Tencent's Core Approach: Integrating Models and Products
Tencent's AI strategy relies on the Co-Design approach, which emphasizes close collaboration between model development and product teams:
1. Robust Model Development: Pre-training focuses on optimizing infrastructure and data rather than simply increasing the size of the parameter set. Post-training uses real-world data for refinement.
2. Building Trust: The Hunyuan team sends key members to support Yuanbao's post-training process, ensuring product requirements are met even before the pre-training is complete.
3. Transferability of Skills: Chatting capabilities from Yuanbao can be applied to WorkBuddy, and vice versa, creating a closed loop of improvement.
4. Evaluation System: Instead of relying on third-party rankings, Tencent uses user feedback to optimize its models—for example, the release of Hy3 Preview was aimed at collecting real user questions (which are often vague or irregular) to fix issues uncovered by traditional evaluation methods.
Tencent's Strengths and Weaknesses: Scenarios as a Advantage, Computing Power as a Limitation
Strengths:
- Rich Ecosystem: Services like WeChat (with 1.4 billion users), Tencent Meeting, games, and cloud services generate massive amounts of high-value data daily.
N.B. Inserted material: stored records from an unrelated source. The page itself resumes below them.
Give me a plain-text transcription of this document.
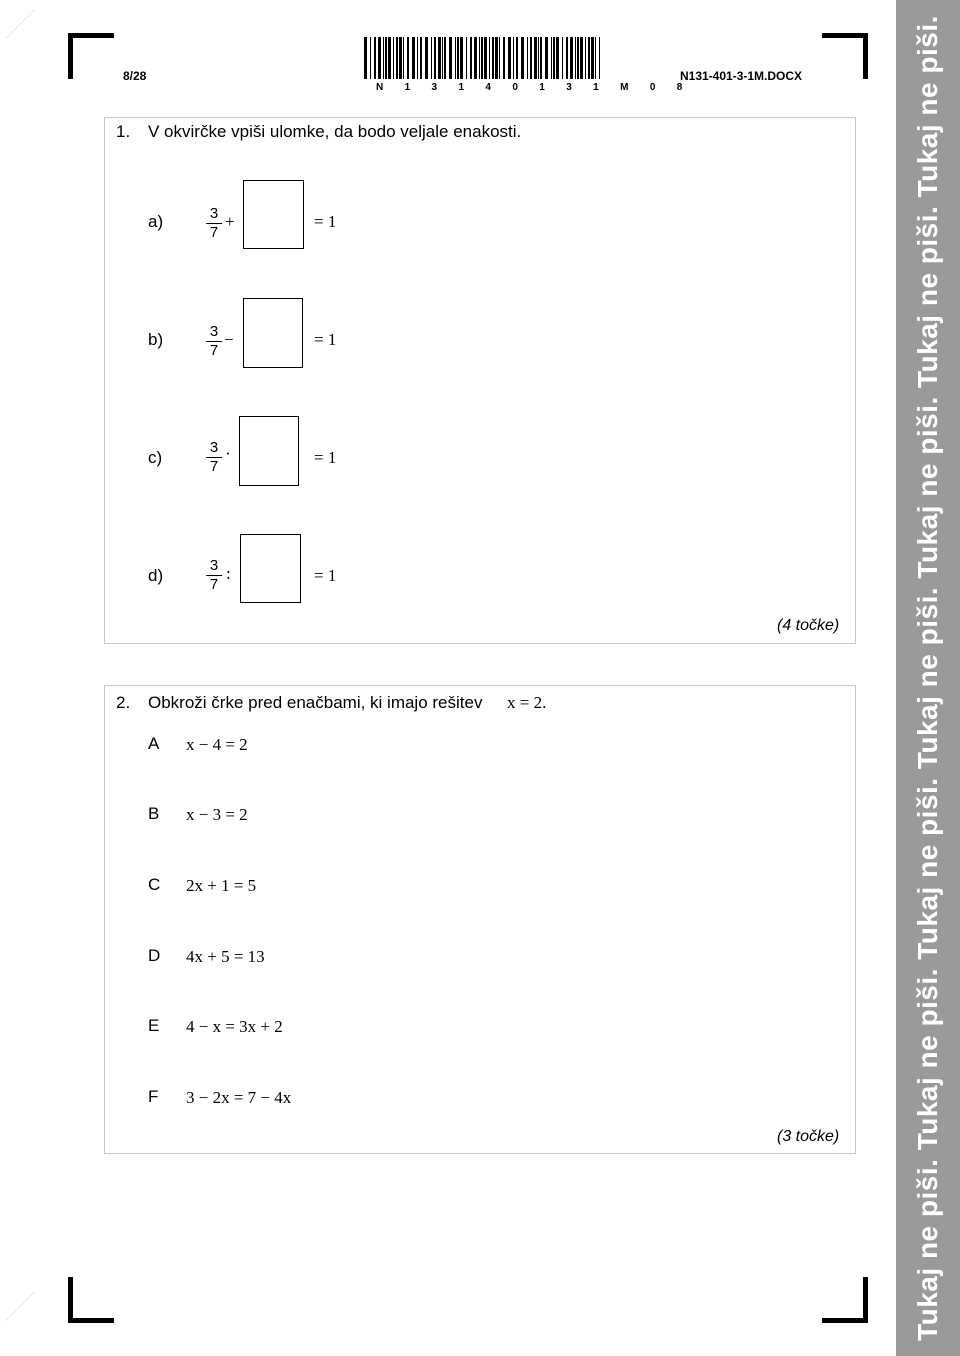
8/28
N 1 3 1 4 0 1 3 1 M 0 8
N131-401-3-1M.DOCX
1. V okvirčke vpiši ulomke, da bodo veljale enakosti.
a)	3
7
+	= 1
b)	3
7
−	= 1
c)
3
7
·	= 1
d)
3
7
:	= 1
(4 točke)
2. Obkroži črke pred enačbami, ki imajo rešitev x = 2.
A x − 4 = 2
B x − 3 = 2
C 2x + 1 = 5
D 4x + 5 = 13
E 4 − x = 3x + 2
F 3 − 2x = 7 − 4x
(3 točke)	Tukaj ne piši. Tukaj ne piši. Tukaj ne piši. Tukaj ne piši. Tukaj ne piši. Tukaj ne piši. Tukaj ne piši.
- Agile Organizational Culture: Small teams (3-5 people) make flexible decisions without complex hierarchies, allowing engineers to shift from coding to managing AI applications more efficiently.
Weaknesses:
- Gaps in Basic Models: Compared to models like GPT-4o and Claude 3, Tencent's models lag behind in complex reasoning and multimodal understanding.
- Computing Power Constraints: Restrictions on H20 chips in the U.S. and the delayed mass production of the domestic Shengteng 950 chip will create a shortage of computing power over the next 18-24 months.
- Internal Data Barriers: Data from WeChat, games, and cloud services is not easily integrated due to compliance issues, hindering collaborative efforts.
The Unrevealed "Trump Card": WeChat AI
Tencent has an untapped asset in WeChat AI:
- It is collaborating with smartphone manufacturers to integrate social relationship data into system-level AI assistants.
- Users can access AI features with a simple swipe of their fingers and use millions of mini-programs (e.g., generating documents or initiating meetings), potentially making WeChat the world's largest intelligent platform.
- Once fully implemented, WeChat AI could significantly transform the industry by seamlessly integrating its capabilities into the daily lives of 1.4 billion users.
Conclusion
Tencent's AI strategy reflects the "latecomer advantage" seen in the internet industry (from QQ Mail to WeChat). However, whether it can succeed in the second half of the AI race depends on its ability to overcome computing power limitations, integrate internal data effectively, and realize the full potential of WeChat AI. After all, the key to success in the AI marathon is long-term value, not short-term speed.